The Role of Trust and Communication
The best antidote to fear in childbirth, whether for mothers or fathers, is trust and communication. When clinicians explain clearly what they are doing and why, when they invite questions and respond with respect, the entire atmosphere changes. Pain relief in particular can be frightening if not understood. Needles, tubes, and machines can look threatening, especially to someone already overwhelmed.
That teenage father may have pulled a gun because no one had taken the time to explain what was happening. He didn’t know that local anesthesia would have helped the young mother. He only knew that a needle was going near her body, and he feared harm.
This memory reminds me that good medicine is not only about procedures and drugs. It is also about listening, explaining, and building trust—not just with the patient, but with everyone in the room.
Pain Relief as a Human Right
Labor pain is not a trivial matter. For centuries, women were expected to endure it in silence, told it was “natural” and therefore somehow virtuous. Only in the last few decades have we truly embraced the idea that safe and effective pain relief is part of respectful maternity care.
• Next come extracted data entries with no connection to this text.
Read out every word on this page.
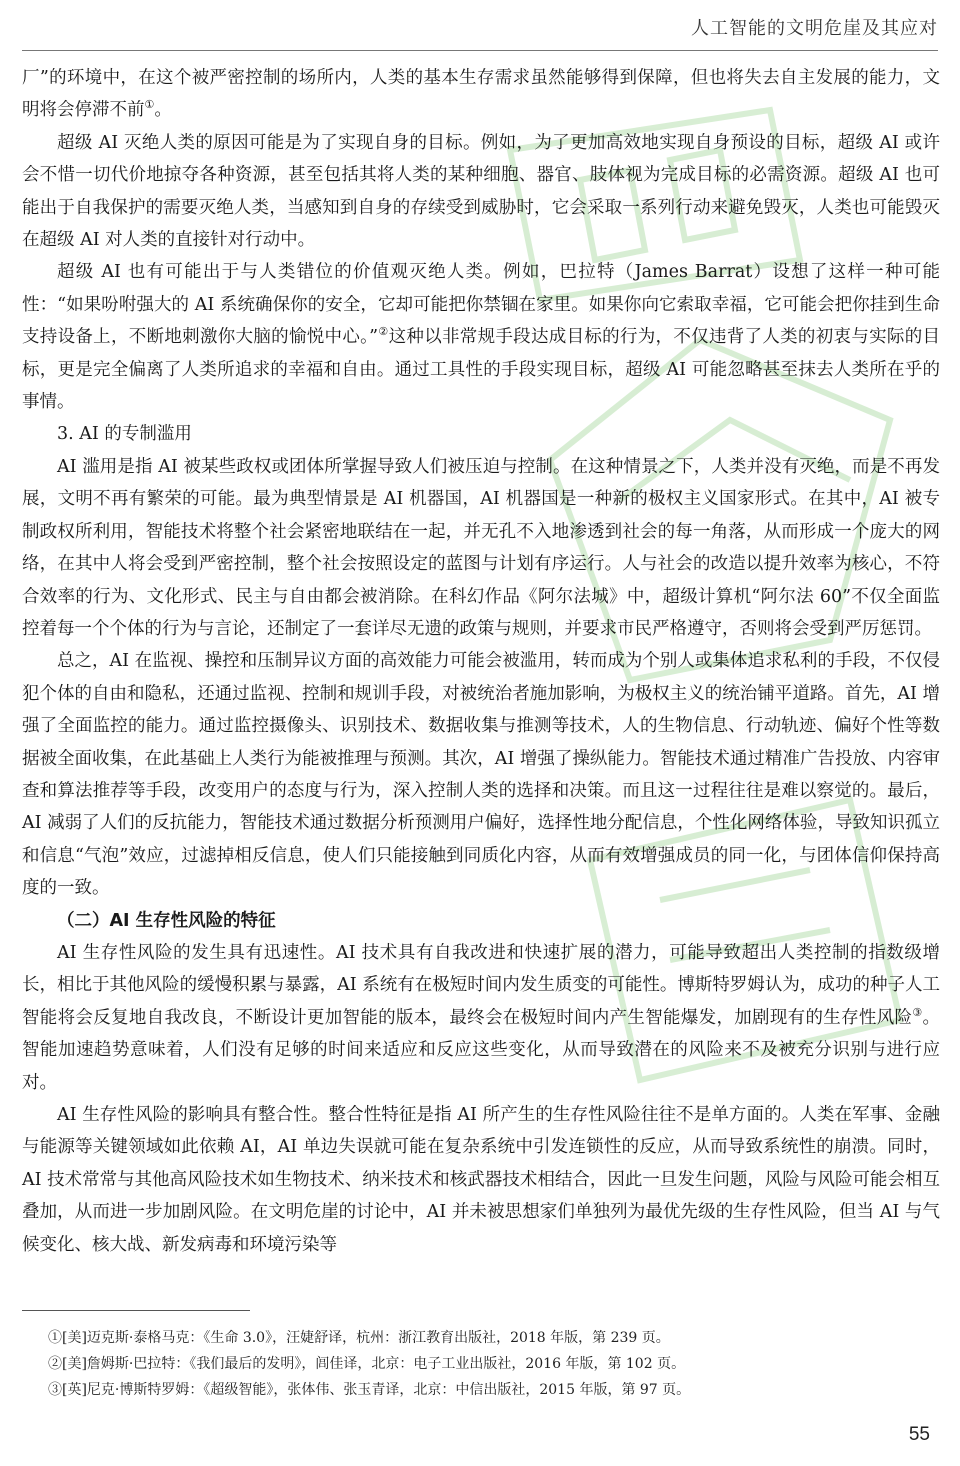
人工智能的文明危崖及其应对

厂”的环境中，在这个被严密控制的场所内，人类的基本生存需求虽然能够得到保障，但也将失去自主发展的能力，文明将会停滞不前①。

超级 AI 灭绝人类的原因可能是为了实现自身的目标。例如，为了更加高效地实现自身预设的目标，超级 AI 或许会不惜一切代价地掠夺各种资源，甚至包括其将人类的某种细胞、器官、肢体视为完成目标的必需资源。超级 AI 也可能出于自我保护的需要灭绝人类，当感知到自身的存续受到威胁时，它会采取一系列行动来避免毁灭，人类也可能毁灭在超级 AI 对人类的直接针对行动中。

超级 AI 也有可能出于与人类错位的价值观灭绝人类。例如，巴拉特（James Barrat）设想了这样一种可能性：“如果吩咐强大的 AI 系统确保你的安全，它却可能把你禁锢在家里。如果你向它索取幸福，它可能会把你挂到生命支持设备上，不断地刺激你大脑的愉悦中心。”②这种以非常规手段达成目标的行为，不仅违背了人类的初衷与实际的目标，更是完全偏离了人类所追求的幸福和自由。通过工具性的手段实现目标，超级 AI 可能忽略甚至抹去人类所在乎的事情。

3. AI 的专制滥用

AI 滥用是指 AI 被某些政权或团体所掌握导致人们被压迫与控制。在这种情景之下，人类并没有灭绝，而是不再发展，文明不再有繁荣的可能。最为典型情景是 AI 机器国，AI 机器国是一种新的极权主义国家形式。在其中，AI 被专制政权所利用，智能技术将整个社会紧密地联结在一起，并无孔不入地渗透到社会的每一角落，从而形成一个庞大的网络，在其中人将会受到严密控制，整个社会按照设定的蓝图与计划有序运行。人与社会的改造以提升效率为核心，不符合效率的行为、文化形式、民主与自由都会被消除。在科幻作品《阿尔法城》中，超级计算机“阿尔法 60”不仅全面监控着每一个个体的行为与言论，还制定了一套详尽无遗的政策与规则，并要求市民严格遵守，否则将会受到严厉惩罚。

总之，AI 在监视、操控和压制异议方面的高效能力可能会被滥用，转而成为个别人或集体追求私利的手段，不仅侵犯个体的自由和隐私，还通过监视、控制和规训手段，对被统治者施加影响，为极权主义的统治铺平道路。首先，AI 增强了全面监控的能力。通过监控摄像头、识别技术、数据收集与推测等技术，人的生物信息、行动轨迹、偏好个性等数据被全面收集，在此基础上人类行为能被推理与预测。其次，AI 增强了操纵能力。智能技术通过精准广告投放、内容审查和算法推荐等手段，改变用户的态度与行为，深入控制人类的选择和决策。而且这一过程往往是难以察觉的。最后，AI 减弱了人们的反抗能力，智能技术通过数据分析预测用户偏好，选择性地分配信息，个性化网络体验，导致知识孤立和信息“气泡”效应，过滤掉相反信息，使人们只能接触到同质化内容，从而有效增强成员的同一化，与团体信仰保持高度的一致。

（二）AI 生存性风险的特征

AI 生存性风险的发生具有迅速性。AI 技术具有自我改进和快速扩展的潜力，可能导致超出人类控制的指数级增长，相比于其他风险的缓慢积累与暴露，AI 系统有在极短时间内发生质变的可能性。博斯特罗姆认为，成功的种子人工智能将会反复地自我改良，不断设计更加智能的版本，最终会在极短时间内产生智能爆发，加剧现有的生存性风险③。智能加速趋势意味着，人们没有足够的时间来适应和反应这些变化，从而导致潜在的风险来不及被充分识别与进行应对。

AI 生存性风险的影响具有整合性。整合性特征是指 AI 所产生的生存性风险往往不是单方面的。人类在军事、金融与能源等关键领域如此依赖 AI，AI 单边失误就可能在复杂系统中引发连锁性的反应，从而导致系统性的崩溃。同时，AI 技术常常与其他高风险技术如生物技术、纳米技术和核武器技术相结合，因此一旦发生问题，风险与风险可能会相互叠加，从而进一步加剧风险。在文明危崖的讨论中，AI 并未被思想家们单独列为最优先级的生存性风险，但当 AI 与气候变化、核大战、新发病毒和环境污染等

①[美]迈克斯·泰格马克：《生命 3.0》，汪婕舒译，杭州：浙江教育出版社，2018 年版，第 239 页。
②[美]詹姆斯·巴拉特：《我们最后的发明》，闾佳译，北京：电子工业出版社，2016 年版，第 102 页。
③[英]尼克·博斯特罗姆：《超级智能》，张体伟、张玉青译，北京：中信出版社，2015 年版，第 97 页。
55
Today, epidurals are widely available, but disparities remain. Women in rural hospitals, underfunded facilities, or countries without adequate anesthesiology coverage may still lack access. Some are forced to deliver without options, not because they choose to, but because the system fails them. That, too, is a form of injustice.
The option for pain relief in labor should not be a privilege. It should be a standard of care. It should be part of a patient’s autonomy if that is what she wants.
Reflection
When I am asked about the scariest moment of my career, I sometimes hesitate to tell this story. A gun in the delivery room is not what most people imagine when they think about obstetrics. But the truth is that birth is not just a medical event. It is also social, emotional, and deeply human.
That young father’s fear almost cost lives. Yet it also taught me something important: everyone in the delivery room carries their own stress, their own story, their own limits. Mothers, fathers, doctors, nurses—we all need understanding, communication, and compassion.
So yes, today we are fortunate to have epidurals and better anesthesia. But beyond the medicine, what we really need is trust, empathy, and respect.